Lawrence Gostin, a Georgetown University public health law professor who the review said was removed from a National Institutes of Health advisory board after a letter said he was no longer needed, warned of damage to U.S. scientific capacity. “At least in the immediate or intermediate future, the United States is going to be hobbled and hollowed out in its scientific leadership,” Gostin said, adding that the review said it would be “extraordinarily difficult to reverse all the damage.” In response, the review said HHS spokesperson Andrew Nixon rejected the idea that HHS was undermining scientific expertise and lauded the department’s work. Nixon said, “In 2025, the Department confronted long-standing public health challenges with transparency, courage, and gold-standard science,” and added that HHS would carry the effort into 2026 to strengthen accountability, put patients first, and protect public health, according to the statement described in the review.

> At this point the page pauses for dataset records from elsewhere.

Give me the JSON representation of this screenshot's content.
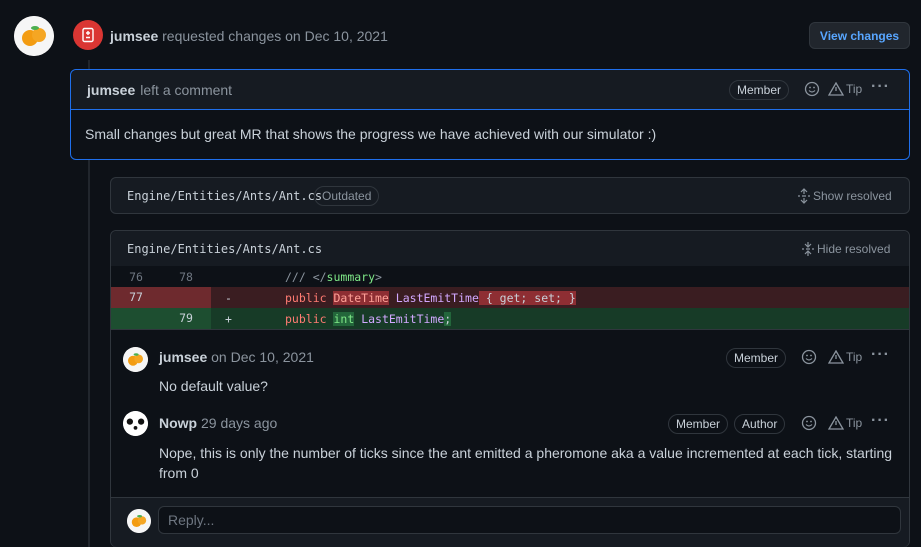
{
  "event": {
    "actor": "jumsee",
    "action": "requested changes on",
    "date": "Dec 10, 2021",
    "view_changes_label": "View changes"
  },
  "review_comment": {
    "author": "jumsee",
    "action": "left a comment",
    "badge": "Member",
    "tip_label": "Tip",
    "body": "Small changes but great MR that shows the progress we have achieved with our simulator :)"
  },
  "outdated_file": {
    "path": "Engine/Entities/Ants/Ant.cs",
    "badge": "Outdated",
    "toggle_label": "Show resolved"
  },
  "file": {
    "path": "Engine/Entities/Ants/Ant.cs",
    "toggle_label": "Hide resolved",
    "diff": [
      {
        "old": "76",
        "new": "78",
        "sign": "",
        "code": "/// </summary>"
      },
      {
        "old": "77",
        "new": "",
        "sign": "-",
        "code": "public DateTime LastEmitTime { get; set; }"
      },
      {
        "old": "",
        "new": "79",
        "sign": "+",
        "code": "public int LastEmitTime;"
      }
    ]
  },
  "thread": [
    {
      "author": "jumsee",
      "meta": "on Dec 10, 2021",
      "badges": [
        "Member"
      ],
      "tip_label": "Tip",
      "body": "No default value?"
    },
    {
      "author": "Nowp",
      "meta": "29 days ago",
      "badges": [
        "Member",
        "Author"
      ],
      "tip_label": "Tip",
      "body": "Nope, this is only the number of ticks since the ant emitted a pheromone aka a value incremented at each tick, starting from 0"
    }
  ],
  "reply": {
    "placeholder": "Reply..."
  },
  "colors": {
    "background": "#0d1117",
    "accent": "#58a6ff",
    "request_changes": "#da3633",
    "deletion_bg": "#4c1d22",
    "addition_bg": "#1a3a26"
  }
}
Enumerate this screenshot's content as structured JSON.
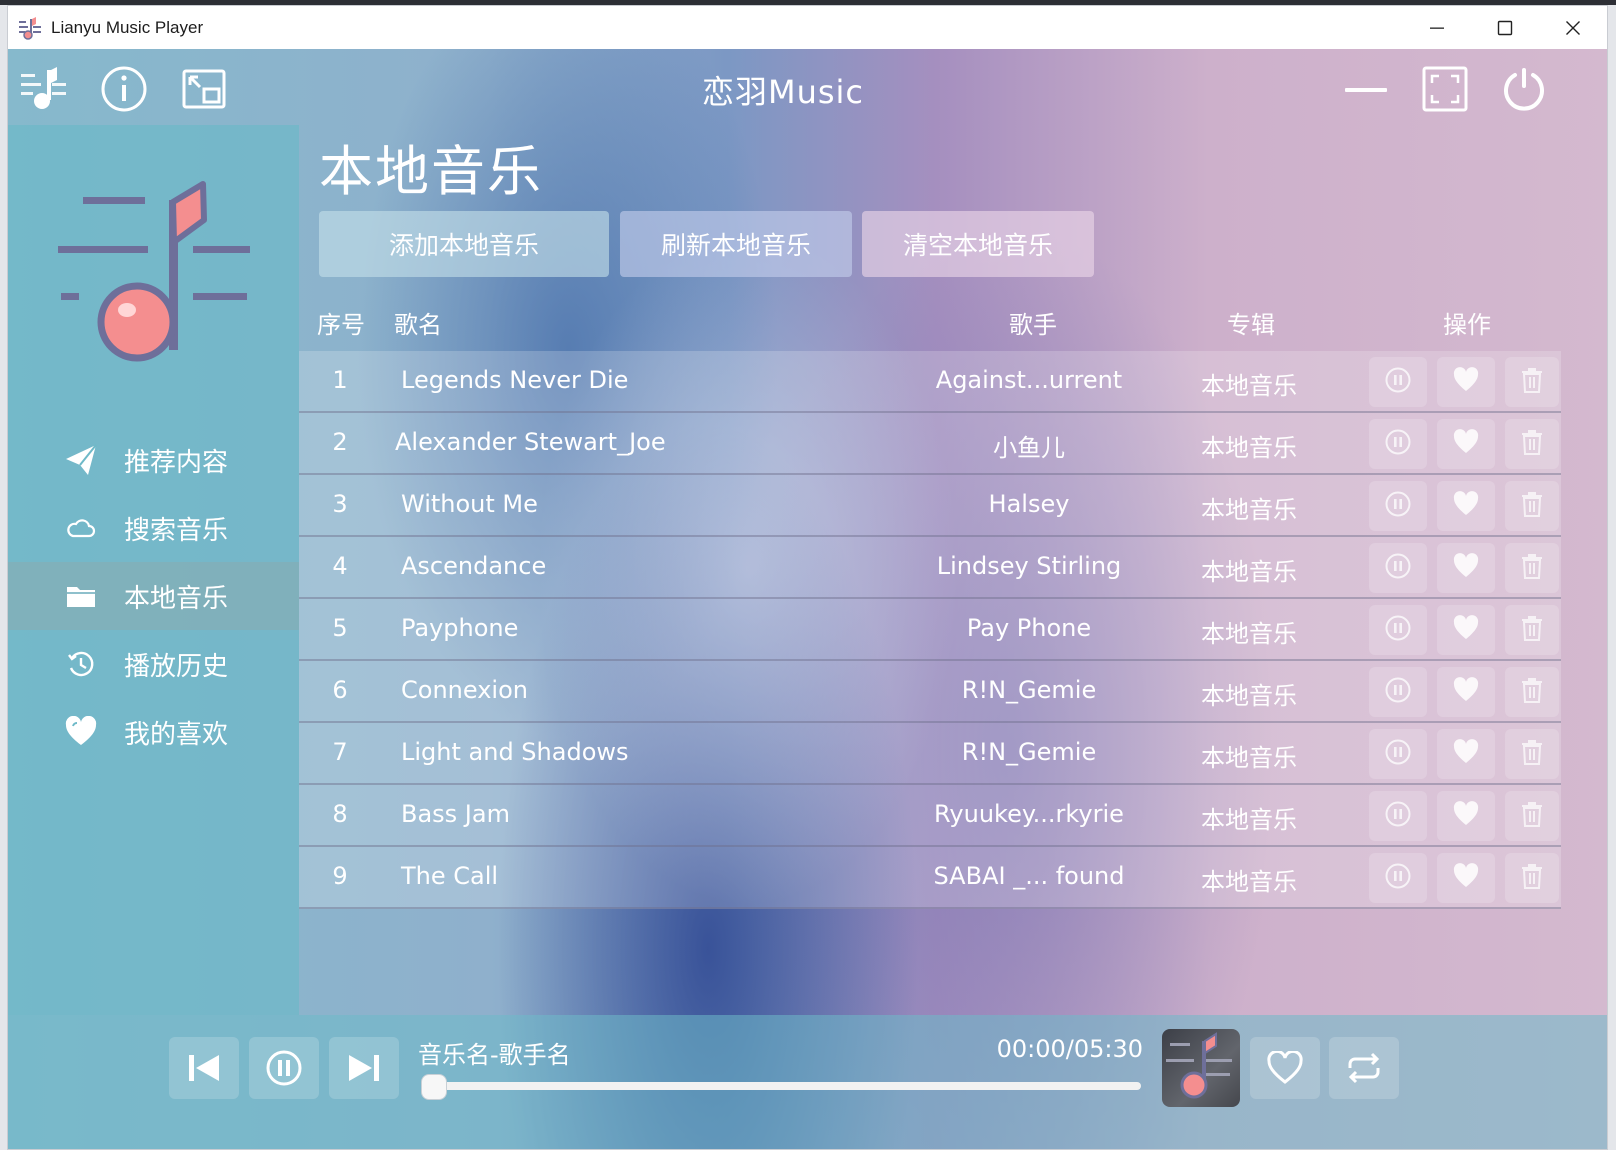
{
  "window": {
    "title": "Lianyu Music Player"
  },
  "app": {
    "title": "恋羽Music"
  },
  "sidebar": {
    "items": [
      {
        "label": "推荐内容",
        "icon": "paper-plane-icon"
      },
      {
        "label": "搜索音乐",
        "icon": "cloud-icon"
      },
      {
        "label": "本地音乐",
        "icon": "folder-icon",
        "active": true
      },
      {
        "label": "播放历史",
        "icon": "history-icon"
      },
      {
        "label": "我的喜欢",
        "icon": "heart-icon"
      }
    ]
  },
  "page": {
    "heading": "本地音乐",
    "actions": {
      "add": "添加本地音乐",
      "refresh": "刷新本地音乐",
      "clear": "清空本地音乐"
    }
  },
  "table": {
    "headers": {
      "index": "序号",
      "name": "歌名",
      "artist": "歌手",
      "album": "专辑",
      "ops": "操作"
    },
    "rows": [
      {
        "no": "1",
        "name": "Legends Never Die",
        "artist": "Against...urrent",
        "album": "本地音乐"
      },
      {
        "no": "2",
        "name": "Alexander Stewart_Joe",
        "artist": "小鱼儿",
        "album": "本地音乐"
      },
      {
        "no": "3",
        "name": "Without Me",
        "artist": "Halsey",
        "album": "本地音乐"
      },
      {
        "no": "4",
        "name": "Ascendance",
        "artist": "Lindsey Stirling",
        "album": "本地音乐"
      },
      {
        "no": "5",
        "name": "Payphone",
        "artist": "Pay Phone",
        "album": "本地音乐"
      },
      {
        "no": "6",
        "name": "Connexion",
        "artist": "R!N_Gemie",
        "album": "本地音乐"
      },
      {
        "no": "7",
        "name": "Light and Shadows",
        "artist": "R!N_Gemie",
        "album": "本地音乐"
      },
      {
        "no": "8",
        "name": "Bass Jam",
        "artist": "Ryuukey...rkyrie",
        "album": "本地音乐"
      },
      {
        "no": "9",
        "name": "The Call",
        "artist": "SABAI _... found",
        "album": "本地音乐"
      }
    ]
  },
  "player": {
    "song": "音乐名-歌手名",
    "time": "00:00/05:30",
    "progress": 0.0
  },
  "colors": {
    "logo_bar": "#6e6f9a",
    "logo_ball": "#f48e8f",
    "sidebar": "#6eb9c8"
  }
}
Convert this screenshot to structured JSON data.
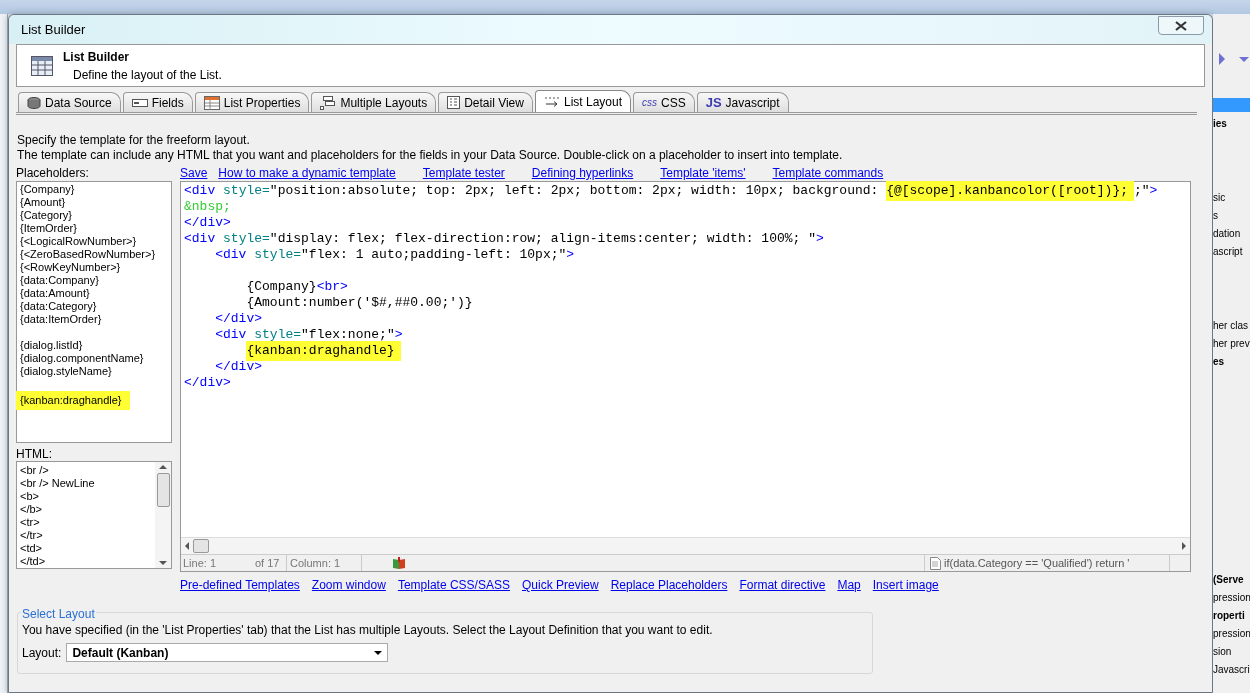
{
  "window": {
    "title": "List Builder"
  },
  "header": {
    "title": "List Builder",
    "subtitle": "Define the layout of the List."
  },
  "tabs": [
    {
      "label": "Data Source",
      "selected": false
    },
    {
      "label": "Fields",
      "selected": false
    },
    {
      "label": "List Properties",
      "selected": false
    },
    {
      "label": "Multiple Layouts",
      "selected": false
    },
    {
      "label": "Detail View",
      "selected": false
    },
    {
      "label": "List Layout",
      "selected": true
    },
    {
      "label": "CSS",
      "badge": "css",
      "selected": false
    },
    {
      "label": "Javascript",
      "badge": "JS",
      "selected": false
    }
  ],
  "description": [
    "Specify the template for the freeform layout.",
    "The template can include any HTML that you want and placeholders for the fields in your Data Source. Double-click on a placeholder to insert into template."
  ],
  "placeholders": {
    "label": "Placeholders:",
    "groups": [
      [
        {
          "text": "{Company}",
          "highlighted": false
        },
        {
          "text": "{Amount}",
          "highlighted": false
        },
        {
          "text": "{Category}",
          "highlighted": false
        },
        {
          "text": "{ItemOrder}",
          "highlighted": false
        },
        {
          "text": "{<LogicalRowNumber>}",
          "highlighted": false
        },
        {
          "text": "{<ZeroBasedRowNumber>}",
          "highlighted": false
        },
        {
          "text": "{<RowKeyNumber>}",
          "highlighted": false
        },
        {
          "text": "{data:Company}",
          "highlighted": false
        },
        {
          "text": "{data:Amount}",
          "highlighted": false
        },
        {
          "text": "{data:Category}",
          "highlighted": false
        },
        {
          "text": "{data:ItemOrder}",
          "highlighted": false
        }
      ],
      [
        {
          "text": "{dialog.listId}",
          "highlighted": false
        },
        {
          "text": "{dialog.componentName}",
          "highlighted": false
        },
        {
          "text": "{dialog.styleName}",
          "highlighted": false
        }
      ],
      [
        {
          "text": "{kanban:draghandle}",
          "highlighted": true
        }
      ]
    ]
  },
  "html_list": {
    "label": "HTML:",
    "items": [
      "<br />",
      "<br /> NewLine",
      "<b>",
      "</b>",
      "<tr>",
      "</tr>",
      "<td>",
      "</td>"
    ]
  },
  "top_links": [
    "Save",
    "How to make a dynamic template",
    "Template tester",
    "Defining hyperlinks",
    "Template 'items'",
    "Template commands"
  ],
  "editor": {
    "blocks": [
      [
        {
          "segments": [
            {
              "kind": "tag",
              "text": "<div",
              "highlighted": false
            },
            {
              "kind": "attr",
              "text": " style=",
              "highlighted": false
            },
            {
              "kind": "value",
              "text": "\"position:absolute; top: 2px; left: 2px; bottom: 2px; width: 10px; background: ",
              "highlighted": false
            },
            {
              "kind": "value",
              "text": "{@[scope].kanbancolor([root])};",
              "highlighted": true
            },
            {
              "kind": "value",
              "text": ";\"",
              "highlighted": false
            },
            {
              "kind": "tag",
              "text": ">",
              "highlighted": false
            }
          ]
        },
        {
          "segments": [
            {
              "kind": "entity",
              "text": "&nbsp;",
              "highlighted": false
            }
          ]
        },
        {
          "segments": [
            {
              "kind": "tag",
              "text": "</div>",
              "highlighted": false
            }
          ]
        },
        {
          "segments": [
            {
              "kind": "tag",
              "text": "<div",
              "highlighted": false
            },
            {
              "kind": "attr",
              "text": " style=",
              "highlighted": false
            },
            {
              "kind": "value",
              "text": "\"display: flex; flex-direction:row; align-items:center; width: 100%; \"",
              "highlighted": false
            },
            {
              "kind": "tag",
              "text": ">",
              "highlighted": false
            }
          ]
        },
        {
          "segments": [
            {
              "kind": "tag",
              "text": "    <div",
              "highlighted": false
            },
            {
              "kind": "attr",
              "text": " style=",
              "highlighted": false
            },
            {
              "kind": "value",
              "text": "\"flex: 1 auto;padding-left: 10px;\"",
              "highlighted": false
            },
            {
              "kind": "tag",
              "text": ">",
              "highlighted": false
            }
          ]
        }
      ],
      [
        {
          "segments": [
            {
              "kind": "value",
              "text": "        {Company}",
              "highlighted": false
            },
            {
              "kind": "tag",
              "text": "<br>",
              "highlighted": false
            }
          ]
        },
        {
          "segments": [
            {
              "kind": "value",
              "text": "        {Amount:number('$#,##0.00;')}",
              "highlighted": false
            }
          ]
        },
        {
          "segments": [
            {
              "kind": "tag",
              "text": "    </div>",
              "highlighted": false
            }
          ]
        },
        {
          "segments": [
            {
              "kind": "tag",
              "text": "    <div",
              "highlighted": false
            },
            {
              "kind": "attr",
              "text": " style=",
              "highlighted": false
            },
            {
              "kind": "value",
              "text": "\"flex:none;\"",
              "highlighted": false
            },
            {
              "kind": "tag",
              "text": ">",
              "highlighted": false
            }
          ]
        },
        {
          "segments": [
            {
              "kind": "value",
              "text": "        {kanban:draghandle}",
              "highlighted": true
            }
          ]
        },
        {
          "segments": [
            {
              "kind": "tag",
              "text": "    </div>",
              "highlighted": false
            }
          ]
        },
        {
          "segments": [
            {
              "kind": "tag",
              "text": "</div>",
              "highlighted": false
            }
          ]
        }
      ]
    ]
  },
  "status_bar": {
    "line": "Line: 1",
    "of": "of 17",
    "column": "Column: 1",
    "expression": "if(data.Category == 'Qualified') return '"
  },
  "bottom_links": [
    "Pre-defined Templates",
    "Zoom window",
    "Template CSS/SASS",
    "Quick Preview",
    "Replace Placeholders",
    "Format directive",
    "Map",
    "Insert image"
  ],
  "select_layout": {
    "legend": "Select Layout",
    "text": "You have specified (in the 'List Properties' tab) that the List has multiple Layouts. Select the Layout Definition that you want to edit.",
    "label": "Layout:",
    "value": "Default (Kanban)"
  },
  "background_panel": {
    "groups": [
      [
        {
          "text": "ies",
          "bold": true
        }
      ],
      [
        {
          "text": "sic",
          "bold": false
        },
        {
          "text": "s",
          "bold": false
        },
        {
          "text": "dation",
          "bold": false
        },
        {
          "text": "ascript",
          "bold": false
        }
      ],
      [
        {
          "text": "her clas",
          "bold": false
        },
        {
          "text": "her prev",
          "bold": false
        },
        {
          "text": "es",
          "bold": true
        }
      ],
      [
        {
          "text": "(Serve",
          "bold": true
        },
        {
          "text": "pression",
          "bold": false
        },
        {
          "text": "roperti",
          "bold": true
        },
        {
          "text": "pression",
          "bold": false
        },
        {
          "text": "sion",
          "bold": false
        },
        {
          "text": "Javascri",
          "bold": false
        }
      ]
    ]
  }
}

The Associated Press review also described the growing role of MAHA, a campaign term Kennedy used publicly last year to describe a crusade against toxic exposures and childhood chronic disease. The review said 2025 became the year the “MAHA” label spread into the national lexicon, and that Kennedy made it the centerpiece of his work, using MAHA to push actions related to ultra-processed foods, artificial food dyes, fluoride in drinking water and banning junk food from a program that subsidizes grocery store purchases for low-income Americans. It said the concept has spread beyond Kennedy’s agency, with other cabinet officials appearing with him or promoting fitness and health-related initiatives under the MAHA umbrella.
At the same time, the review said MAHA has encountered setbacks and drawn criticism. It said HHS faced scrutiny in May for releasing a MAHA report that contained citations to studies that did not exist. And it said critics warned that to the extent the initiative urges distrust in vaccines or promotes raw milk, which the review said is more likely than pasteurized milk to lead to illness, it can be dangerous.